WE’VE BEEN HERE FOR YEARS: POST-SUICIDAL NAVEL-GAZING WITH YELLOWJACKETS

[SPOILERS] WE’VE BEEN HERE FOR YEARS: POST-SUICIDAL NAVEL-GAZING WITH YELLOWJACKETS

“The wilderness chose.”

The season two finale of Yellowjackets pushed to streaming Friday, May 26, and with it a surreal gut-punch.

Having let the wilderness choose Javi as the Yellowjackets’ sacrifice, Natalie lives to die another day. Today, actually.

The adult teammates have decided once again to let it choose its sacrifice, using the same playing-card methodology, and the same masks. Shauna draws the queen card, and it’s game on. Misty, Van, Taissa, Lottie, and Natalie chase her through the woods surrounding Lottie’s compound, until Callie shoots Lottie in the arm, bringing the hunt to a halt.

“She’s so powerful,” Lottie says of Callie. Shauna urges Callie to put the gun away. Natalie closes in on Lottie, but Lisa – one of Lottie’s charges – emerges and holds her at gunpoint.

We see Misty’s prepared a syringe with assumed fentanyl, and she’s moving toward Lisa with the intent to inject the lethal dose. But Natalie catches this, and is still protective of Lisa, as she has been all season. Natalie moves in front of Lisa and takes the syringe to her heart.

Natalie’s back in the plane in 1995, she’s her adult self. Javi appears and tells her not to be afraid. She says she’s not supposed to be here.

Teen Natalie appears next to her adult counterpart and assures her this plane is exactly where she belongs. A montage of Natalie’s escape from her own death in the wilderness – to her suicide attempt as an adult flashes across the screen.

Teen Natalie says, “We’ve been here for years.”

Teen Lottie appears beside adult Natalie and guides her breath as she accepts her fate.

We cut back to the woods in present day. Misty confirms it’s too late to save Natalie.

The authorities load up her body and chatter over the radio about a middle-aged woman overdosing, and it stings. This is a brutal way to die, especially for someone who battled drug addiction their entire adult life. But no one questioned it because of that fact. Misty got away with murder. Again.

When I was 25, I tried to die. I did the best I could.

I took all the pills in my possession and some alcohol. Life was too much. I had so much shame and pressure and trauma and self-hatred pent up after so many years. Luckily, like the purple people in Yellowjackets, my partner intervened and got me the care I needed. In the mental health facility following, I was told the odds were that I’d be back if I didn’t kill myself first.

I’m healthy now. Just like Natalie was(ish) when she died.

There’s a brutality in this episode of television that isn’t far off from what we’re seeing in broad daylight on subway car floors, in hospitals, in police dealings, and in the world at large. There’s an idea that the mentally ill are reaping what they sow when they die.
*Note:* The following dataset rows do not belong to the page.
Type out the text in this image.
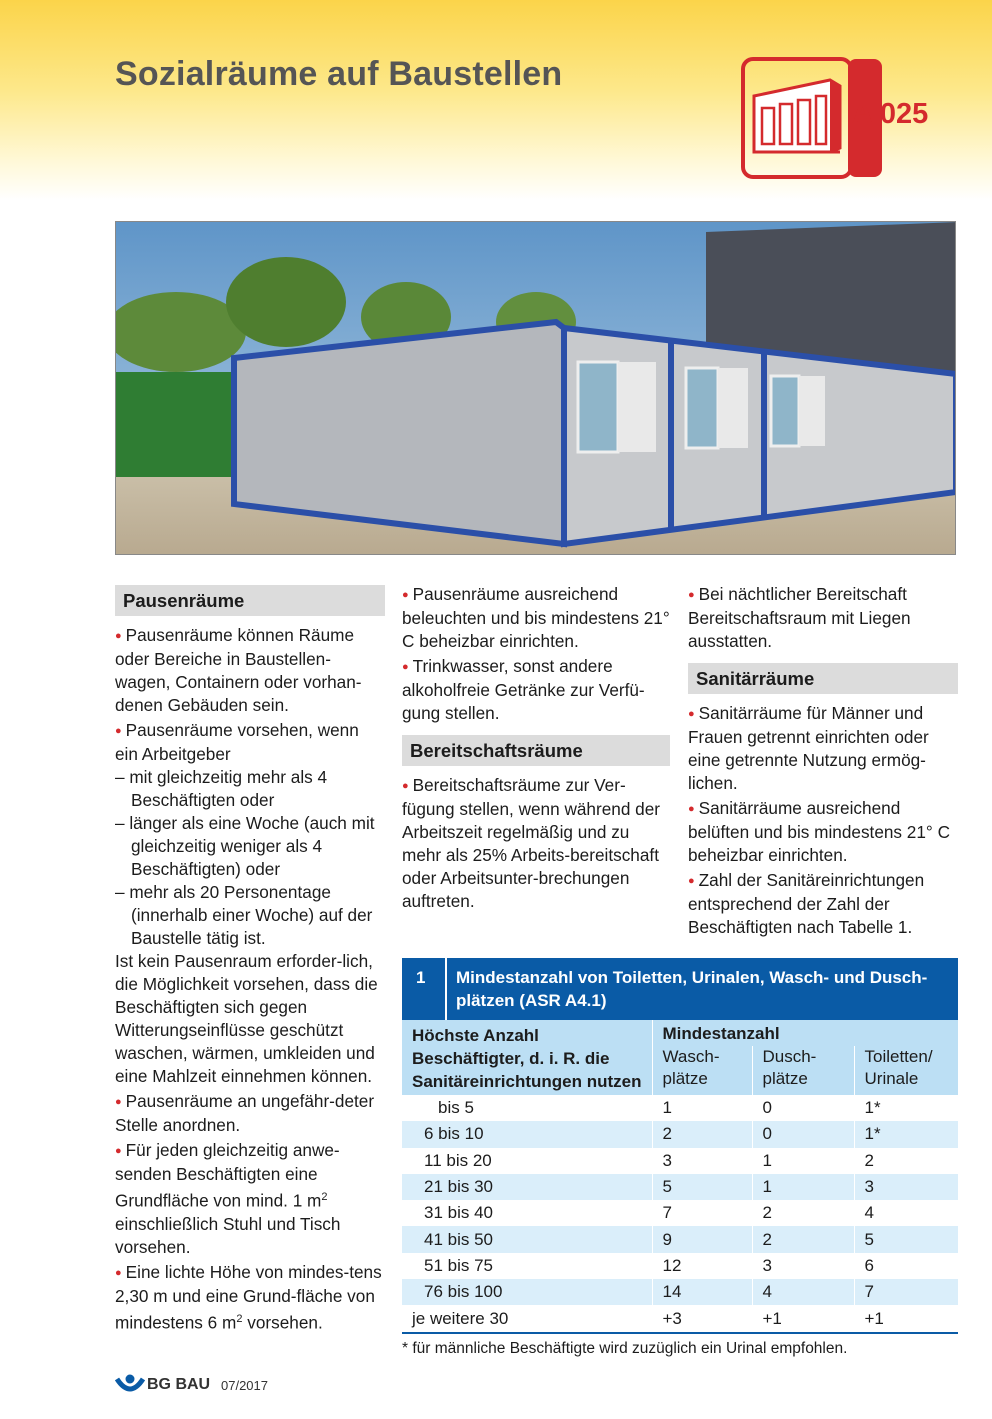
Sozialräume auf Baustellen
A 025
Pausenräume

● Pausenräume können Räume oder Bereiche in Baustellen-wagen, Containern oder vorhan-denen Gebäuden sein.

● Pausenräume vorsehen, wenn ein Arbeitgeber

– mit gleichzeitig mehr als 4 Beschäftigten oder

– länger als eine Woche (auch mit gleichzeitig weniger als 4 Beschäftigten) oder

– mehr als 20 Personentage (innerhalb einer Woche) auf der Baustelle tätig ist.

Ist kein Pausenraum erforder-lich, die Möglichkeit vorsehen, dass die Beschäftigten sich gegen Witterungseinflüsse geschützt waschen, wärmen, umkleiden und eine Mahlzeit einnehmen können.

● Pausenräume an ungefähr-deter Stelle anordnen.

● Für jeden gleichzeitig anwe-senden Beschäftigten eine Grundfläche von mind. 1 $m^2$ einschließlich Stuhl und Tisch vorsehen.

● Eine lichte Höhe von mindes-tens 2,30 m und eine Grund-fläche von mindestens 6 $m^2$ vorsehen.

● Pausenräume ausreichend beleuchten und bis mindestens 21° C beheizbar einrichten.

● Trinkwasser, sonst andere alkoholfreie Getränke zur Verfü-gung stellen.

Bereitschaftsräume

● Bereitschaftsräume zur Ver-fügung stellen, wenn während der Arbeitszeit regelmäßig und zu mehr als 25% Arbeits-bereitschaft oder Arbeitsunter-brechungen auftreten.

● Bei nächtlicher Bereitschaft Bereitschaftsraum mit Liegen ausstatten.

Sanitärräume

● Sanitärräume für Männer und Frauen getrennt einrichten oder eine getrennte Nutzung ermög-lichen.

● Sanitärräume ausreichend belüften und bis mindestens 21° C beheizbar einrichten.

● Zahl der Sanitäreinrichtungen entsprechend der Zahl der Beschäftigten nach Tabelle 1.

1 Mindestanzahl von Toiletten, Urinalen, Wasch- und Dusch-plätzen (ASR A4.1)
Höchste Anzahl Beschäftigter, d. i. R. die Sanitäreinrichtungen nutzen	Mindestanzahl		
	Wasch-plätze	Dusch-plätze	Toiletten/ Urinale
bis 5	1	0	1*
6 bis 10	2	0	1*
11 bis 20	3	1	2
21 bis 30	5	1	3
31 bis 40	7	2	4
41 bis 50	9	2	5
51 bis 75	12	3	6
76 bis 100	14	4	7
je weitere 30	+3	+1	+1
* für männliche Beschäftigte wird zuzüglich ein Urinal empfohlen.
BG BAU 07/2017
Natalie dodged death in the wilderness. She took it for granted when she tried to die by suicide, and the wilderness punished her for it in the end.

The wilderness is my mother, shouting at me when I was 13, “You have no reason to kill yourself. You’re ungrateful.”

A mother grants life, doesn’t she? She doesn’t just give it. But the wilderness is far from a mother, just as mine always was. We see that in juxtaposition to Callie and Shauna’s relationship, which is one of unconditional love and sacrifice. But Natalie never had that. She never knew unconditional love, and she put her trust in the wilderness, expecting that in return for her dedication. The trade was simply Javi’s life for hers, nothing more.

The second season of Yellowjackets was one full of tough love, unlikability, and paranoia. At the crux of it, however, seems to be this quiet, needle-like question, pulsing as it waits for you to acknowledge it.

How badly do you want to survive in this world?